On the first point, my hon. Friend is right; Hastings college has a splendid record of attracting private sector investment, on the back of funds coming in from foreign students, to build new buildings in Hastings. On the second point, I regard as disgraceful Liberal Democrat and Labour-controlled East Sussex county council's recent behaviour in attacking grant-maintained schools.

Mr. Grocott

Before the Secretary of State gets too excited about private funding of public education, will he take the opportunity to acknowledge the dismal failure of the funding policy for city technology colleges, 80 per cent. of which are paid for by taxpayers? Given his unwillingness to answer any questions whatever about the operation of those colleges, will he acknowledge that they represent the only area of public life where taxpayers foot 80 per cent. of the bill in return for 0 per cent. of the power?

Mr. Patten

Our 15 technology colleges are 15 beacons of educational excellence in our inner cities. They are popular with parents, and students are queuing up around the walls to get in. The existing CTCs are being followed by a second wave of technical colleges in which we have had more than 200 expressions of interest. Needless to say, the Labour party has already pledged to abolish them, should it ever get the chance.

Mr. Dunn

Will my right hon.

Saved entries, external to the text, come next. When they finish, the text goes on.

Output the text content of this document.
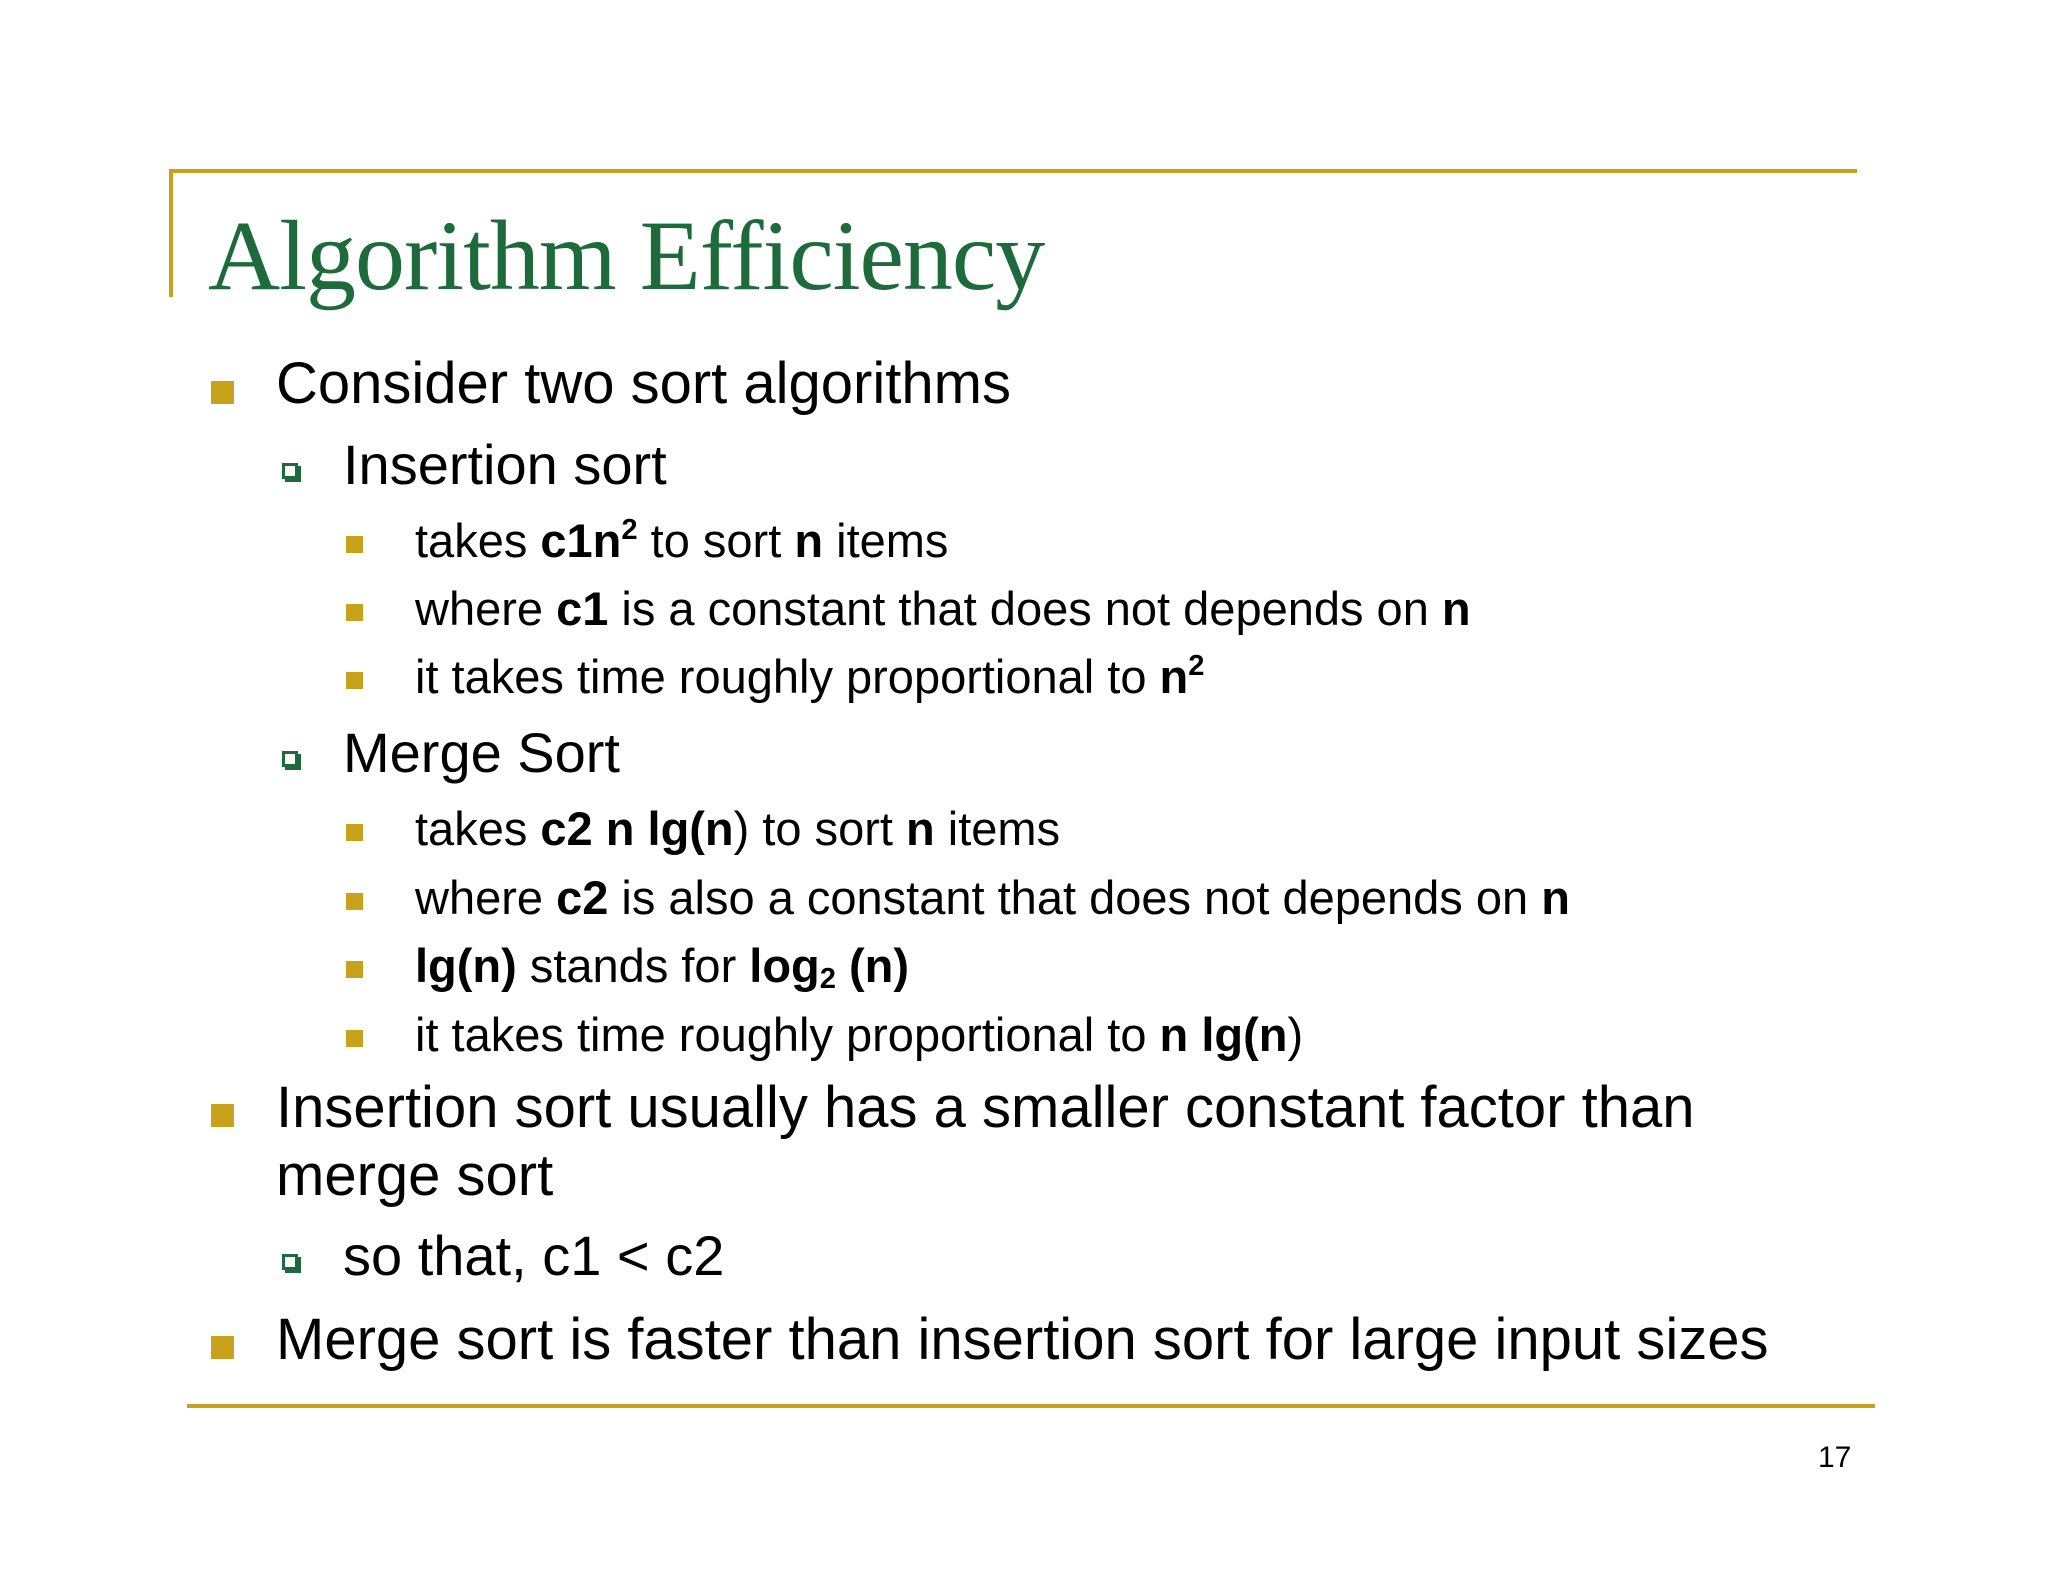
Algorithm Efficiency
Consider two sort algorithms
Insertion sort
takes $c1n^2$ to sort n items
where c1 is a constant that does not depends on n
it takes time roughly proportional to $n^2$
Merge Sort
takes c2 n lg(n) to sort n items
where c2 is also a constant that does not depends on n
lg(n) stands for $\log_2 (n)$
it takes time roughly proportional to n lg(n)
Insertion sort usually has a smaller constant factor than
merge sort
so that, c1 < c2
Merge sort is faster than insertion sort for large input sizes
17
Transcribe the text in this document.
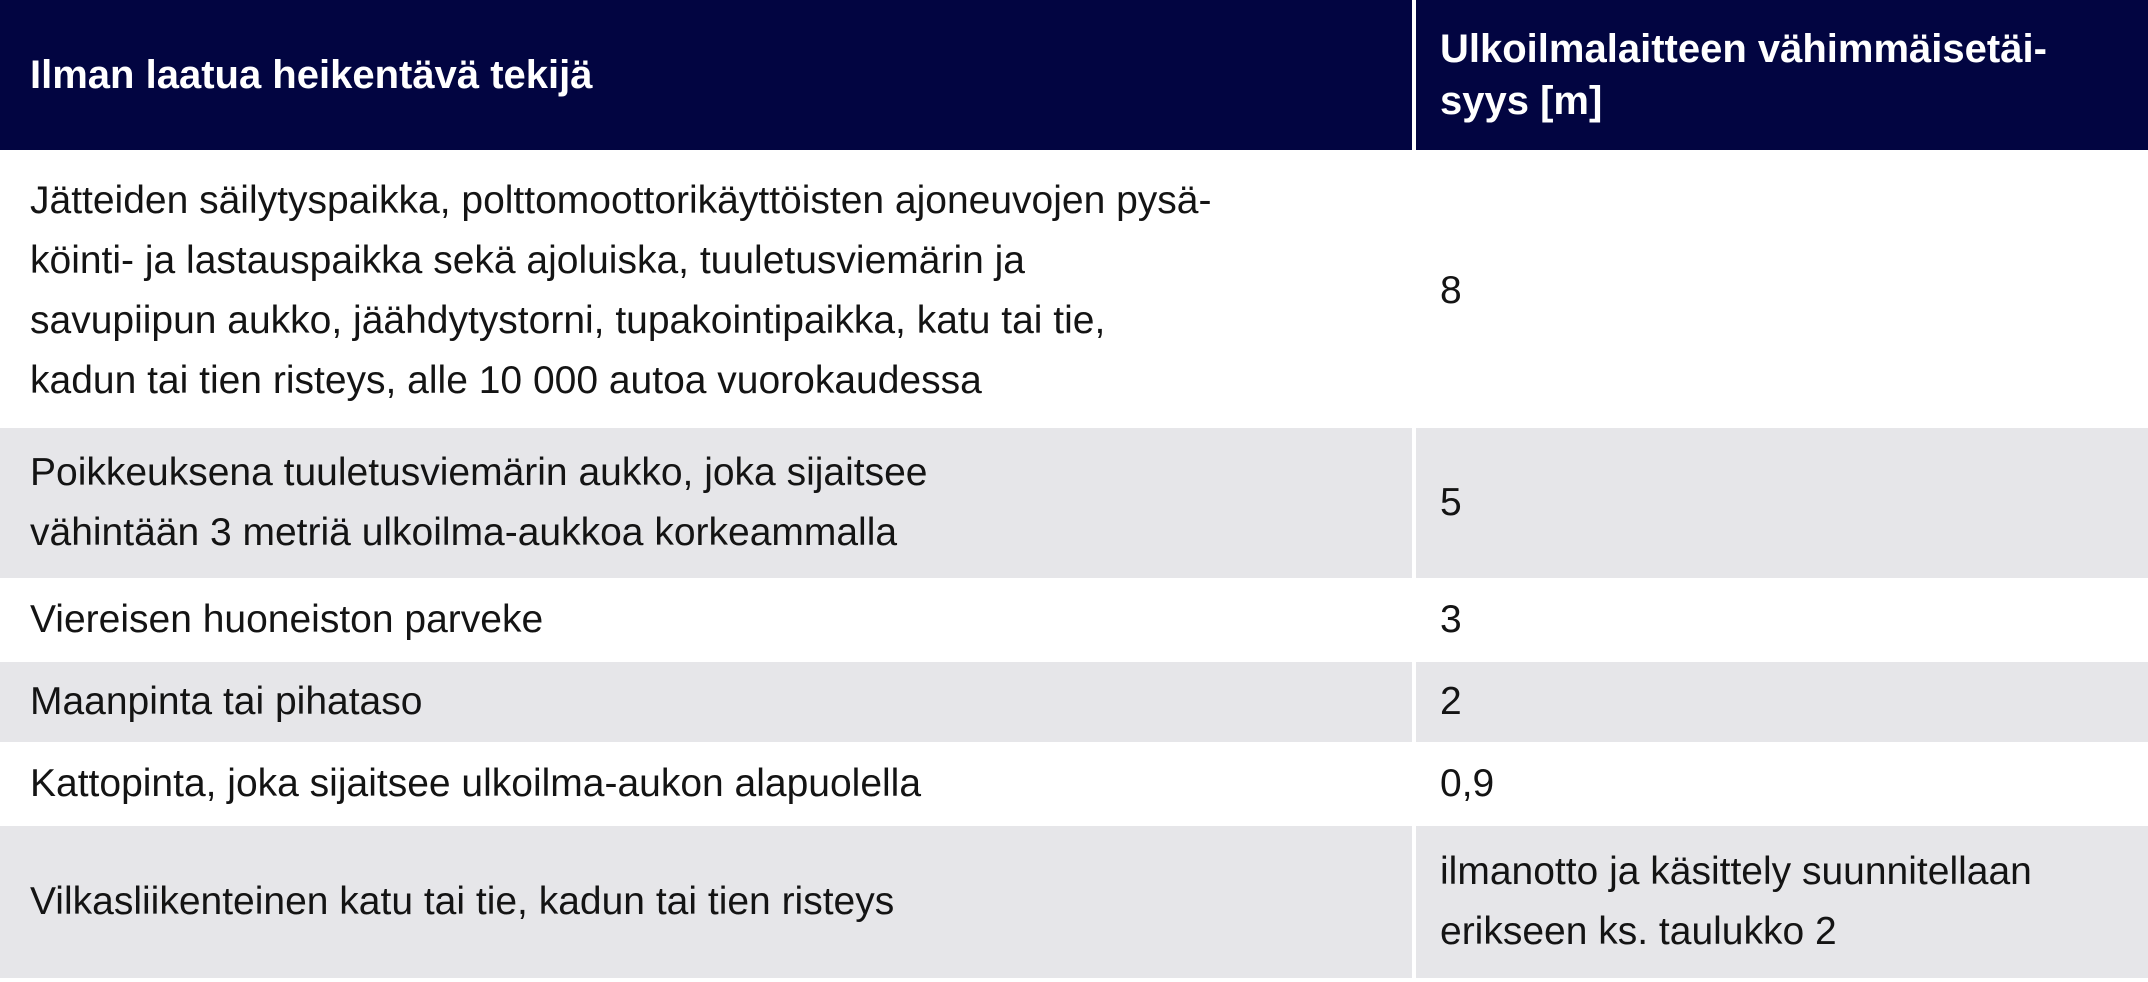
Ilman laatua heikentävä tekijä	Ulkoilmalaitteen vähimmäisetäi-
syys [m]
Jätteiden säilytyspaikka, polttomoottorikäyttöisten ajoneuvojen pysä-
köinti- ja lastauspaikka sekä ajoluiska, tuuletusviemärin ja
savupiipun aukko, jäähdytystorni, tupakointipaikka, katu tai tie,
kadun tai tien risteys, alle 10 000 autoa vuorokaudessa	8
Poikkeuksena tuuletusviemärin aukko, joka sijaitsee
vähintään 3 metriä ulkoilma-aukkoa korkeammalla	5
Viereisen huoneiston parveke	3
Maanpinta tai pihataso	2
Kattopinta, joka sijaitsee ulkoilma-aukon alapuolella	0,9
Vilkasliikenteinen katu tai tie, kadun tai tien risteys	ilmanotto ja käsittely suunnitellaan
erikseen ks. taulukko 2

Friend the Secretary of State confirm that we want as much variety as possible in the funding and type of education and that the Opposition oppose the existence of CTCs, grammar schools, grant-maintained schools, the assisted places scheme and Church schools?

Mr. Patten

I would be wrong, politically and factually, if I did not take this opportunity to say that my hon. Friend is right. The Labour party's typical backward-looking way has already been picked up by Professor Barber, Mr. Fletcher and other Labour party supporters. If only Opposition Members had listened to Professor Barber, who used to be a special adviser to the hon. Member for Blackburn (Mr. Straw), the Labour party might have some sort of educational policy; as it is, it has nothing at all.